The tracks sat unused for 30 years until the rail company made $500,000 worth of repairs and resumed occasional freight train traffic there in 2012.

But Simpson said that stretch of railway and crossings needs about $5 million worth of work to handle trains that would remove stone tailings from the closed NL Industries mines in Tahawus.

He said there is a market for the stone, for use as a construction aggregate, and the rail company would like to remove 1.5 million to 2 million tons a year, carrying it to barges in the port of Albany to be shipped south to New York City. There is enough material to last through 20 years of removal at that rate, Simpson added.

Simpson said state economic development funding could be sought to pay for the repairs.

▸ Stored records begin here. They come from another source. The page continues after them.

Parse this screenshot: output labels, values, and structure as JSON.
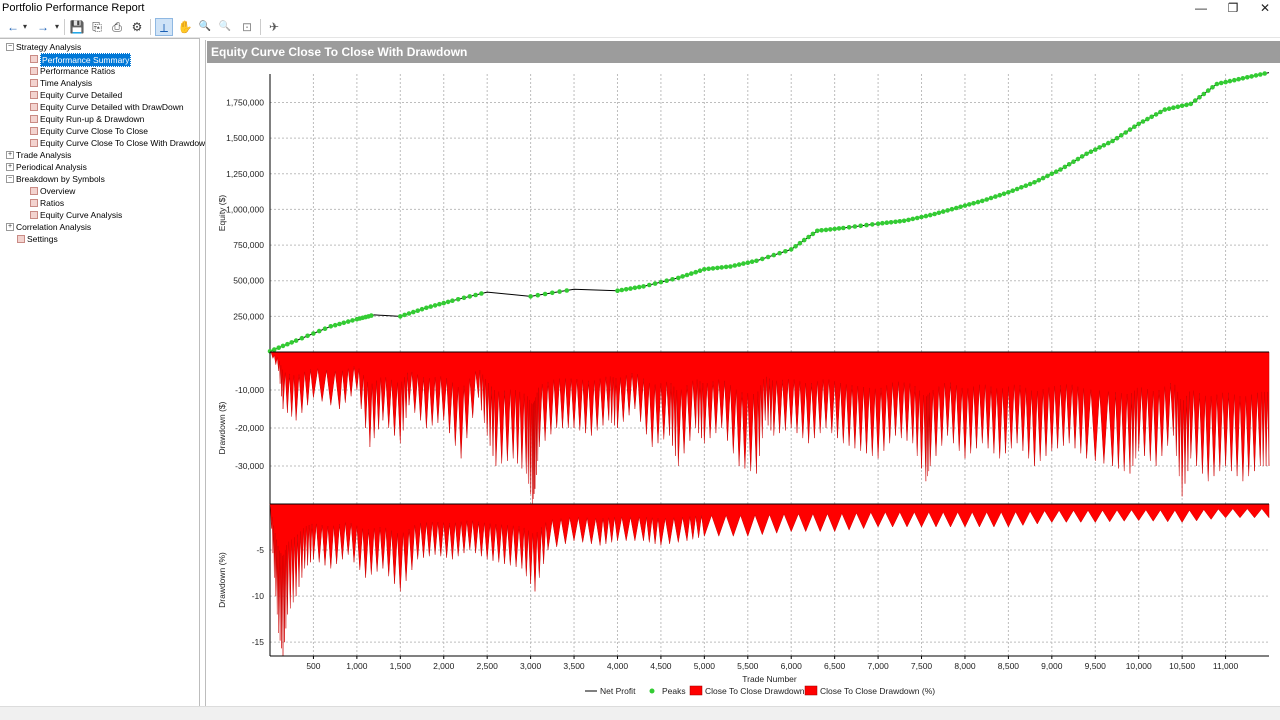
{
  "window": {
    "title": "Portfolio Performance Report",
    "controls": [
      "—",
      "❐",
      "✕"
    ]
  },
  "toolbar": {
    "back": "←",
    "back_menu": "▾",
    "forward": "→",
    "forward_menu": "▾",
    "save": "💾",
    "copy": "⎘",
    "print": "⎙",
    "settings": "⚙",
    "cursor": "⟂",
    "pan": "✋",
    "zoom_in": "🔍",
    "zoom_out": "🔍",
    "fit": "⊡",
    "export": "✈"
  },
  "tree": [
    {
      "label": "Strategy Analysis",
      "level": 0,
      "expander": "−"
    },
    {
      "label": "Performance Summary",
      "level": 1,
      "selected": true
    },
    {
      "label": "Performance Ratios",
      "level": 1
    },
    {
      "label": "Time Analysis",
      "level": 1
    },
    {
      "label": "Equity Curve Detailed",
      "level": 1
    },
    {
      "label": "Equity Curve Detailed with DrawDown",
      "level": 1
    },
    {
      "label": "Equity Run-up & Drawdown",
      "level": 1
    },
    {
      "label": "Equity Curve Close To Close",
      "level": 1
    },
    {
      "label": "Equity Curve Close To Close With Drawdown",
      "level": 1
    },
    {
      "label": "Trade Analysis",
      "level": 0,
      "expander": "+"
    },
    {
      "label": "Periodical Analysis",
      "level": 0,
      "expander": "+"
    },
    {
      "label": "Breakdown by Symbols",
      "level": 0,
      "expander": "−"
    },
    {
      "label": "Overview",
      "level": 1
    },
    {
      "label": "Ratios",
      "level": 1
    },
    {
      "label": "Equity Curve Analysis",
      "level": 1
    },
    {
      "label": "Correlation Analysis",
      "level": 0,
      "expander": "+"
    },
    {
      "label": "Settings",
      "level": 0,
      "expander": ""
    }
  ],
  "chart_header": "Equity Curve Close To Close With Drawdown",
  "chart_data": {
    "type": "line",
    "title": "Equity Curve Close To Close With Drawdown",
    "xlabel": "Trade Number",
    "x_ticks": [
      500,
      1000,
      1500,
      2000,
      2500,
      3000,
      3500,
      4000,
      4500,
      5000,
      5500,
      6000,
      6500,
      7000,
      7500,
      8000,
      8500,
      9000,
      9500,
      10000,
      10500,
      11000
    ],
    "x_tick_labels": [
      "500",
      "1,000",
      "1,500",
      "2,000",
      "2,500",
      "3,000",
      "3,500",
      "4,000",
      "4,500",
      "5,000",
      "5,500",
      "6,000",
      "6,500",
      "7,000",
      "7,500",
      "8,000",
      "8,500",
      "9,000",
      "9,500",
      "10,000",
      "10,500",
      "11,000"
    ],
    "xlim": [
      0,
      11500
    ],
    "grid": true,
    "legend_position": "bottom",
    "legend": [
      {
        "name": "Net Profit",
        "kind": "line",
        "color": "#000000"
      },
      {
        "name": "Peaks",
        "kind": "point",
        "color": "#33cc33"
      },
      {
        "name": "Close To Close Drawdown",
        "kind": "box",
        "color": "#ff0000"
      },
      {
        "name": "Close To Close Drawdown (%)",
        "kind": "box",
        "color": "#ff0000"
      }
    ],
    "panels": [
      {
        "id": "equity",
        "ylabel": "Equity ($)",
        "ylim": [
          0,
          1950000
        ],
        "y_ticks": [
          250000,
          500000,
          750000,
          1000000,
          1250000,
          1500000,
          1750000
        ],
        "y_tick_labels": [
          "250,000",
          "500,000",
          "750,000",
          "1,000,000",
          "1,250,000",
          "1,500,000",
          "1,750,000"
        ],
        "series": [
          {
            "name": "Net Profit",
            "x": [
              0,
              300,
              700,
              1000,
              1200,
              1500,
              1800,
              2100,
              2500,
              3000,
              3500,
              4000,
              4300,
              4700,
              5000,
              5300,
              5600,
              6000,
              6300,
              6600,
              7000,
              7300,
              7600,
              7900,
              8200,
              8500,
              8800,
              9100,
              9400,
              9700,
              10000,
              10300,
              10600,
              10900,
              11200,
              11500
            ],
            "y": [
              5000,
              80000,
              180000,
              230000,
              260000,
              250000,
              310000,
              360000,
              420000,
              390000,
              440000,
              430000,
              460000,
              520000,
              580000,
              600000,
              640000,
              720000,
              850000,
              870000,
              900000,
              920000,
              960000,
              1010000,
              1060000,
              1120000,
              1190000,
              1280000,
              1390000,
              1480000,
              1600000,
              1700000,
              1740000,
              1880000,
              1920000,
              1960000
            ]
          }
        ]
      },
      {
        "id": "drawdown_usd",
        "ylabel": "Drawdown ($)",
        "ylim": [
          -40000,
          0
        ],
        "y_ticks": [
          -10000,
          -20000,
          -30000
        ],
        "y_tick_labels": [
          "-10,000",
          "-20,000",
          "-30,000"
        ],
        "series": [
          {
            "name": "Close To Close Drawdown",
            "x": [
              0,
              100,
              150,
              300,
              500,
              800,
              1000,
              1150,
              1300,
              1500,
              1600,
              1800,
              2000,
              2200,
              2400,
              2500,
              2600,
              2800,
              2950,
              3020,
              3050,
              3100,
              3300,
              3500,
              3700,
              3900,
              4000,
              4200,
              4400,
              4600,
              4700,
              4900,
              5000,
              5200,
              5400,
              5600,
              5700,
              5800,
              6000,
              6200,
              6400,
              6600,
              6800,
              7000,
              7200,
              7400,
              7550,
              7600,
              7800,
              8000,
              8200,
              8400,
              8600,
              8800,
              9000,
              9200,
              9400,
              9700,
              9900,
              10000,
              10200,
              10400,
              10500,
              10600,
              10800,
              11000,
              11200,
              11400,
              11500
            ],
            "y": [
              0,
              -5000,
              -15000,
              -18000,
              -12000,
              -15000,
              -10000,
              -25000,
              -18000,
              -24000,
              -14000,
              -20000,
              -18000,
              -28000,
              -12000,
              -22000,
              -30000,
              -28000,
              -32000,
              -40000,
              -36000,
              -25000,
              -20000,
              -20000,
              -22000,
              -18000,
              -20000,
              -15000,
              -25000,
              -22000,
              -30000,
              -20000,
              -24000,
              -20000,
              -30000,
              -32000,
              -18000,
              -22000,
              -20000,
              -24000,
              -20000,
              -24000,
              -26000,
              -28000,
              -22000,
              -24000,
              -34000,
              -30000,
              -22000,
              -28000,
              -24000,
              -28000,
              -24000,
              -30000,
              -26000,
              -24000,
              -28000,
              -30000,
              -32000,
              -26000,
              -30000,
              -22000,
              -38000,
              -28000,
              -34000,
              -30000,
              -34000,
              -30000,
              -30000
            ]
          }
        ]
      },
      {
        "id": "drawdown_pct",
        "ylabel": "Drawdown (%)",
        "ylim": [
          -16.5,
          0
        ],
        "y_ticks": [
          -5,
          -10,
          -15
        ],
        "y_tick_labels": [
          "-5",
          "-10",
          "-15"
        ],
        "series": [
          {
            "name": "Close To Close Drawdown (%)",
            "x": [
              0,
              50,
              100,
              150,
              200,
              300,
              400,
              500,
              700,
              900,
              1100,
              1300,
              1500,
              1700,
              1900,
              2100,
              2300,
              2500,
              2700,
              2900,
              3050,
              3200,
              3500,
              3800,
              4000,
              4300,
              4500,
              4800,
              5000,
              5500,
              6000,
              6500,
              7000,
              7500,
              8000,
              8500,
              9000,
              9500,
              10000,
              10500,
              11000,
              11500
            ],
            "y": [
              0,
              -8,
              -14,
              -16.5,
              -12,
              -10,
              -7,
              -6,
              -7,
              -5.5,
              -8,
              -7,
              -9.5,
              -6,
              -5.5,
              -6,
              -5,
              -6,
              -6.5,
              -7,
              -9.5,
              -5,
              -4,
              -4.5,
              -4,
              -4,
              -4.5,
              -4,
              -3.5,
              -3.5,
              -3,
              -3,
              -2.5,
              -2.5,
              -2.5,
              -2.5,
              -2,
              -2,
              -1.8,
              -2,
              -1.5,
              -1.5
            ]
          }
        ]
      }
    ]
  }
}
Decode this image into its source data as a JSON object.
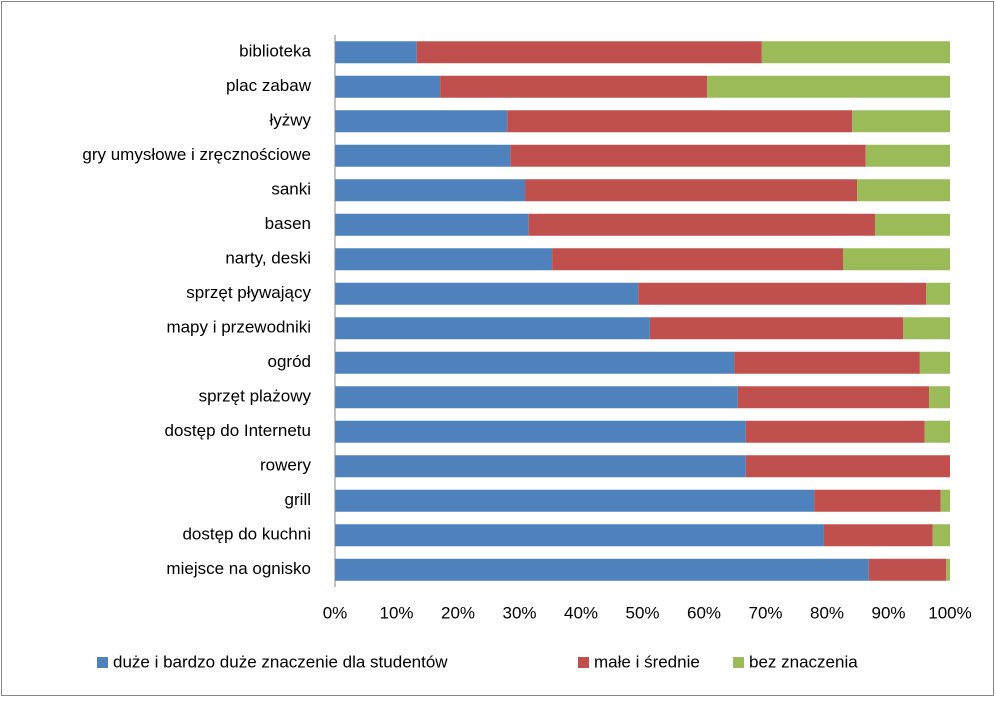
{
  "chart_data": {
    "type": "stacked_bar_horizontal",
    "categories": [
      "biblioteka",
      "plac zabaw",
      "łyżwy",
      "gry umysłowe i zręcznościowe",
      "sanki",
      "basen",
      "narty, deski",
      "sprzęt pływający",
      "mapy i przewodniki",
      "ogród",
      "sprzęt plażowy",
      "dostęp do Internetu",
      "rowery",
      "grill",
      "dostęp do kuchni",
      "miejsce na ognisko"
    ],
    "series": [
      {
        "name": "duże i bardzo duże znaczenie dla studentów",
        "color": "#4f81bd",
        "values": [
          13.3,
          17.1,
          28.0,
          28.5,
          30.9,
          31.5,
          35.3,
          49.3,
          51.2,
          64.9,
          65.5,
          66.8,
          66.8,
          77.9,
          79.5,
          86.8
        ]
      },
      {
        "name": "małe i średnie",
        "color": "#c0504d",
        "values": [
          56.1,
          43.4,
          56.1,
          57.8,
          54.0,
          56.3,
          47.3,
          46.8,
          41.2,
          30.2,
          31.1,
          29.1,
          33.2,
          20.6,
          17.7,
          12.6
        ]
      },
      {
        "name": "bez znaczenia",
        "color": "#9bbb59",
        "values": [
          30.6,
          39.5,
          15.9,
          13.7,
          15.1,
          12.2,
          17.4,
          3.9,
          7.6,
          4.9,
          3.4,
          4.1,
          0,
          1.5,
          2.8,
          0.6
        ]
      }
    ],
    "xlim": [
      0,
      100
    ],
    "xticks": [
      {
        "value": 0,
        "label": "0%"
      },
      {
        "value": 10,
        "label": "10%"
      },
      {
        "value": 20,
        "label": "20%"
      },
      {
        "value": 30,
        "label": "30%"
      },
      {
        "value": 40,
        "label": "40%"
      },
      {
        "value": 50,
        "label": "50%"
      },
      {
        "value": 60,
        "label": "60%"
      },
      {
        "value": 70,
        "label": "70%"
      },
      {
        "value": 80,
        "label": "80%"
      },
      {
        "value": 90,
        "label": "90%"
      },
      {
        "value": 100,
        "label": "100%"
      }
    ],
    "grid": false,
    "legend": "bottom"
  }
}
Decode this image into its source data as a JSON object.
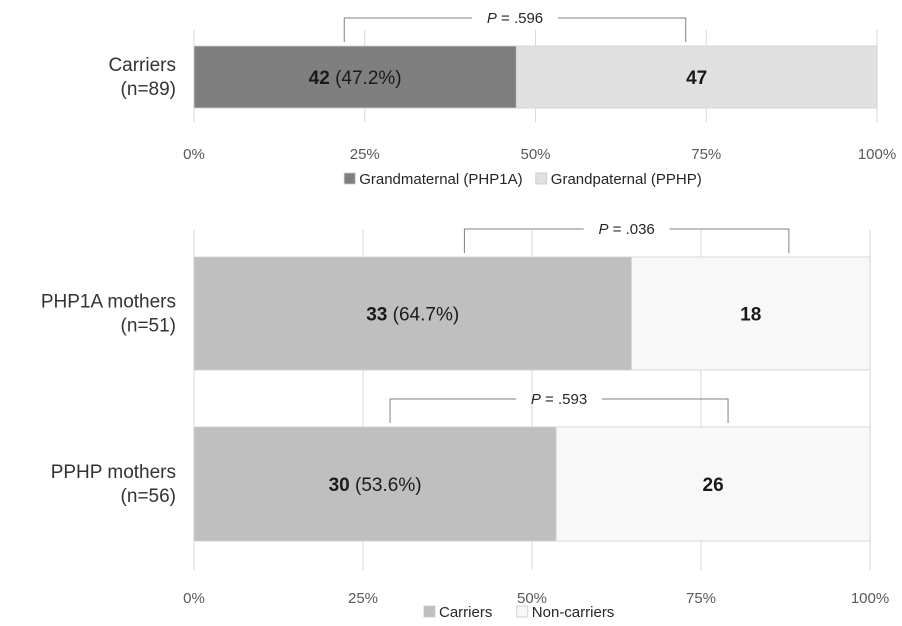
{
  "chart_data": [
    {
      "type": "bar",
      "orientation": "horizontal",
      "stacked": true,
      "percent_axis": true,
      "categories": [
        "Carriers\n(n=89)"
      ],
      "series": [
        {
          "name": "Grandmaternal (PHP1A)",
          "values": [
            42
          ],
          "percent": [
            47.2
          ],
          "color": "#7f7f7f"
        },
        {
          "name": "Grandpaternal (PPHP)",
          "values": [
            47
          ],
          "color": "#e0e0e0"
        }
      ],
      "data_labels": [
        {
          "category": 0,
          "series": 0,
          "number": "42",
          "pct": " (47.2%)"
        },
        {
          "category": 0,
          "series": 1,
          "number": "47",
          "pct": ""
        }
      ],
      "x_ticks": [
        "0%",
        "25%",
        "50%",
        "75%",
        "100%"
      ],
      "xlim": [
        0,
        100
      ],
      "grid": true,
      "legend_placement": "bottom",
      "annotations": [
        {
          "category": 0,
          "from_pct": 22,
          "to_pct": 72,
          "italic": "P",
          "text": " = .596"
        }
      ]
    },
    {
      "type": "bar",
      "orientation": "horizontal",
      "stacked": true,
      "percent_axis": true,
      "categories": [
        "PHP1A mothers\n(n=51)",
        "PPHP mothers\n(n=56)"
      ],
      "series": [
        {
          "name": "Carriers",
          "values": [
            33,
            30
          ],
          "percent": [
            64.7,
            53.6
          ],
          "color": "#bfbfbf"
        },
        {
          "name": "Non-carriers",
          "values": [
            18,
            26
          ],
          "color": "#f8f8f8"
        }
      ],
      "data_labels": [
        {
          "category": 0,
          "series": 0,
          "number": "33",
          "pct": " (64.7%)"
        },
        {
          "category": 0,
          "series": 1,
          "number": "18",
          "pct": ""
        },
        {
          "category": 1,
          "series": 0,
          "number": "30",
          "pct": " (53.6%)"
        },
        {
          "category": 1,
          "series": 1,
          "number": "26",
          "pct": ""
        }
      ],
      "x_ticks": [
        "0%",
        "25%",
        "50%",
        "75%",
        "100%"
      ],
      "xlim": [
        0,
        100
      ],
      "grid": true,
      "legend_placement": "bottom",
      "annotations": [
        {
          "category": 0,
          "from_pct": 40,
          "to_pct": 88,
          "italic": "P",
          "text": " = .036"
        },
        {
          "category": 1,
          "from_pct": 29,
          "to_pct": 79,
          "italic": "P",
          "text": " = .593"
        }
      ]
    }
  ]
}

That application, though, would be complicated because the line passes through three counties — Warren, Essex and Hamilton — and the northern counties are in a different economic development zone than Warren County, Simpson said.

Revenue from passenger traffic would need to more than double to get to the break-even point, Simpson noted.

“It’s really tough to do it on passenger service alone,” he said.

Improving those tracks could also allow tourist trains to go north of North Creek, which could open up opportunities for hikers and through the First Wilderness Corridor program.

Saratoga & North Creek Railway has a contract to operate trains on the tracks, owned by Warren County and the town of Corinth, through June 2016. Simpson said the company was not asking to moderate the terms of the contract, which provides revenue to Warren County based on ticket sales and freight traffic, but added, “We really need a game plan by the end of the year.”

Warrensburg Supervisor Kevin Geraghty, chairman of the county Board of Supervisors, said the county has no plans to buy the tracks from the rail company, but will do what it can to help the company.

“We do know they need to get some freight moving on their line, and we need to support them to try to make freight sustainable,” he said.

On another railway note, Simpson said a proposal to carry low-level radioactive waste on the rail line from Corinth to Saratoga Springs, before transferring to another train for disposal in Texas, was “somewhat in doubt.”

He said the contractor transporting the material seems to be favoring “other, more economic alternatives.”

The material was believed to be coming from a cleanup at Knolls Atomic Power Laboratory in Niskayuna, although the rail company has not publicly identified the source.